Later, when Boyce again met with Nassar, the doctor pulled up a stool and, according to Boyce’s testimony, said, ” … so, I talked to Kathie.” Boyce, unaware that Nassar had been told of her allegation, said she was further embarrassed and frightened.

Larissa Boyce (R) alleges she informed then Michigan State gymnastics coach Kathie Klages of Larry Nassar’s sexual abuse in 1997. (AP)
Larissa Boyce (R) alleges she informed then Michigan State gymnastics coach Kathie Klages of Larry Nassar’s sexual abuse in 1997. (AP)

Boyce said she began to doubt herself. She was young, naïve and inexperienced. She fought through the trauma and moved on with her life. Nassar went on to abuse hundreds of girls over the next two decades in his role as doctor for both Michigan State and USA Gymnastics.

He pleaded guilty to sexually abusing his patients in November of 2017. The 55-year-old is currently serving a 60-year term in federal prison on a separate child pornography guilty plea. Hundreds of years in state prison for the sexual assaults will follow if he manages to live long enough.

Boyce is now a 37-year-old mother of four who had her old suspicions confirmed when allegations against Nassar from other patients became public following a 2016 investigative report by the Indianapolis Star. Suddenly, others were saying the same thing she always had.

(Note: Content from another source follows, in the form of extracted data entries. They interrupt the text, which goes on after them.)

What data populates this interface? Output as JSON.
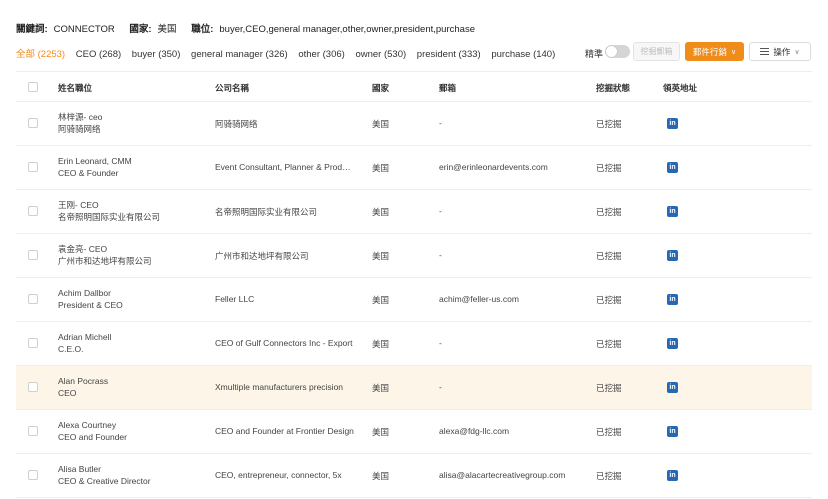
{
  "criteria": {
    "keyword_label": "關鍵詞:",
    "keyword_value": "CONNECTOR",
    "country_label": "國家:",
    "country_value": "美国",
    "position_label": "職位:",
    "position_value": "buyer,CEO,general manager,other,owner,president,purchase"
  },
  "filters": [
    {
      "label": "全部 (2253)",
      "active": true
    },
    {
      "label": "CEO (268)",
      "active": false
    },
    {
      "label": "buyer (350)",
      "active": false
    },
    {
      "label": "general manager (326)",
      "active": false
    },
    {
      "label": "other (306)",
      "active": false
    },
    {
      "label": "owner (530)",
      "active": false
    },
    {
      "label": "president (333)",
      "active": false
    },
    {
      "label": "purchase (140)",
      "active": false
    }
  ],
  "toolbar": {
    "precise_label": "精準",
    "dig_email_label": "挖掘郵箱",
    "email_marketing_label": "郵件行銷",
    "operation_label": "操作"
  },
  "columns": {
    "name": "姓名職位",
    "company": "公司名稱",
    "country": "國家",
    "email": "郵箱",
    "status": "挖掘狀態",
    "linkedin": "領英地址"
  },
  "rows": [
    {
      "name": "林梓源- ceo",
      "title": "阿骑骑网络",
      "company": "阿骑骑网络",
      "country": "美国",
      "email": "-",
      "status": "已挖掘",
      "highlight": false
    },
    {
      "name": "Erin Leonard, CMM",
      "title": "CEO & Founder",
      "company": "Event Consultant, Planner & Producer",
      "country": "美国",
      "email": "erin@erinleonardevents.com",
      "status": "已挖掘",
      "highlight": false
    },
    {
      "name": "王刚- CEO",
      "title": "名帝照明国际实业有限公司",
      "company": "名帝照明国际实业有限公司",
      "country": "美国",
      "email": "-",
      "status": "已挖掘",
      "highlight": false
    },
    {
      "name": "袁金亮- CEO",
      "title": "广州市和达地坪有限公司",
      "company": "广州市和达地坪有限公司",
      "country": "美国",
      "email": "-",
      "status": "已挖掘",
      "highlight": false
    },
    {
      "name": "Achim Dallbor",
      "title": "President & CEO",
      "company": "Feller LLC",
      "country": "美国",
      "email": "achim@feller-us.com",
      "status": "已挖掘",
      "highlight": false
    },
    {
      "name": "Adrian Michell",
      "title": "C.E.O.",
      "company": "CEO of Gulf Connectors Inc - Export",
      "country": "美国",
      "email": "-",
      "status": "已挖掘",
      "highlight": false
    },
    {
      "name": "Alan Pocrass",
      "title": "CEO",
      "company": "Xmultiple manufacturers precision",
      "country": "美国",
      "email": "-",
      "status": "已挖掘",
      "highlight": true
    },
    {
      "name": "Alexa Courtney",
      "title": "CEO and Founder",
      "company": "CEO and Founder at Frontier Design",
      "country": "美国",
      "email": "alexa@fdg-llc.com",
      "status": "已挖掘",
      "highlight": false
    },
    {
      "name": "Alisa Butler",
      "title": "CEO & Creative Director",
      "company": "CEO, entrepreneur, connector, 5x",
      "country": "美国",
      "email": "alisa@alacartecreativegroup.com",
      "status": "已挖掘",
      "highlight": false
    }
  ],
  "icons": {
    "linkedin": "linkedin-icon",
    "toggle": "toggle-switch",
    "list": "list-icon",
    "chevron": "chevron-down-icon"
  },
  "colors": {
    "accent": "#f08c1a",
    "linkedin": "#2867b2",
    "highlight_row": "#fdf6e8"
  }
}
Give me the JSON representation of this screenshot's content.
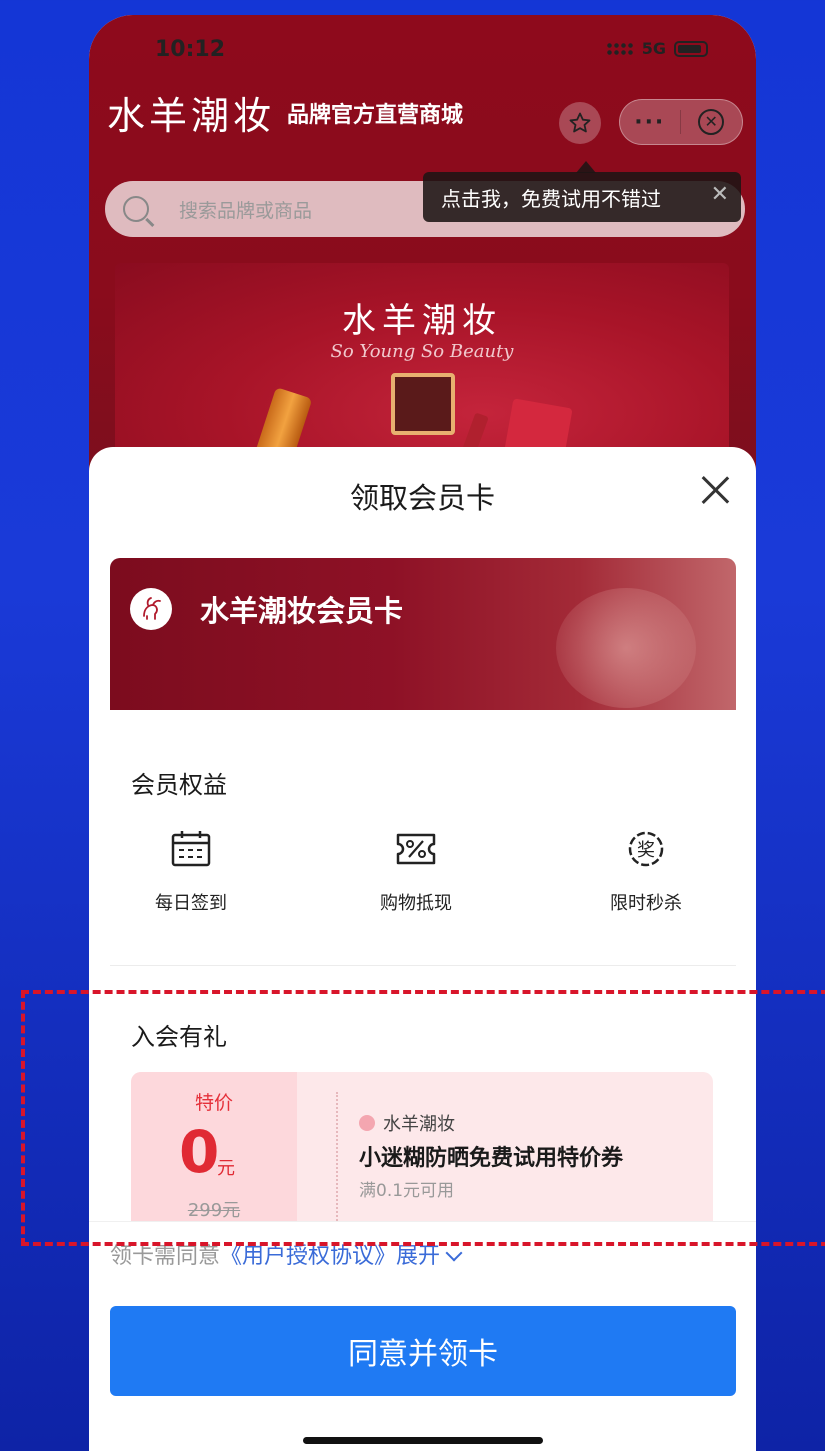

Klages resigned from MSU in 2017, after 27 years on the job, shortly after Boyce’s story went public and the school had suspended her. Of all the figures in the Nassar case, Klages’ actions, or lack of actions, are among the most infuriating.

If Boyce’s story is true – and she has told it over and over in and out of court – Klages had the chance to stop a monster early. The vast majority of Nassar’s victims came after 1997, when he was a young doctor in his early 30s. His assaults increased in frequency through the years as he became emboldened and confident, moving beyond local mid-Michigan teens and preteens to include Olympic champions and young adults.

Nassar, at a plea hearing in November 2017, called his actions, “a match that turned into a forest fire out of control.”

Klages may have been able to snuff out the match.

“This could have stopped in 1997,” Boyce said last January, at Nassar’s emotionally charged week-long sentencing hearing. “But instead of notifying authorities or even my parents, we were interrogated. We were led to believe we were misunderstanding a medical technique.

” … I told somebody,” Boyce continued. “I told an adult. I told Michigan State University. Instead of being protected, I was humiliated and told that I was the problem.”

Boyce, through her attorney, declined comment on Thursday since she is a potential witness if Klages goes to trial.

That will be the day that Boyce and others will be able to directly confront Kathie Klages for what did and did not occur back in 1997. Back then Larry Nassar was known publicly as a friendly and talented doctor, not a serial pedophile doomed to a life of condemnation and imprisonment.

That will be the day Larissa Boyce and others get to speak, indirectly, again to Kathy Klages. They’ll no longer have to care if Klages is listening or if she’ll take action. Klages is no longer in power. Klages is no longer the one who determines if their voices will be heard. Klages is no longer much of anything.

It’s now Kathie Klages, all these years later, who is begging to be believed and fighting for her life.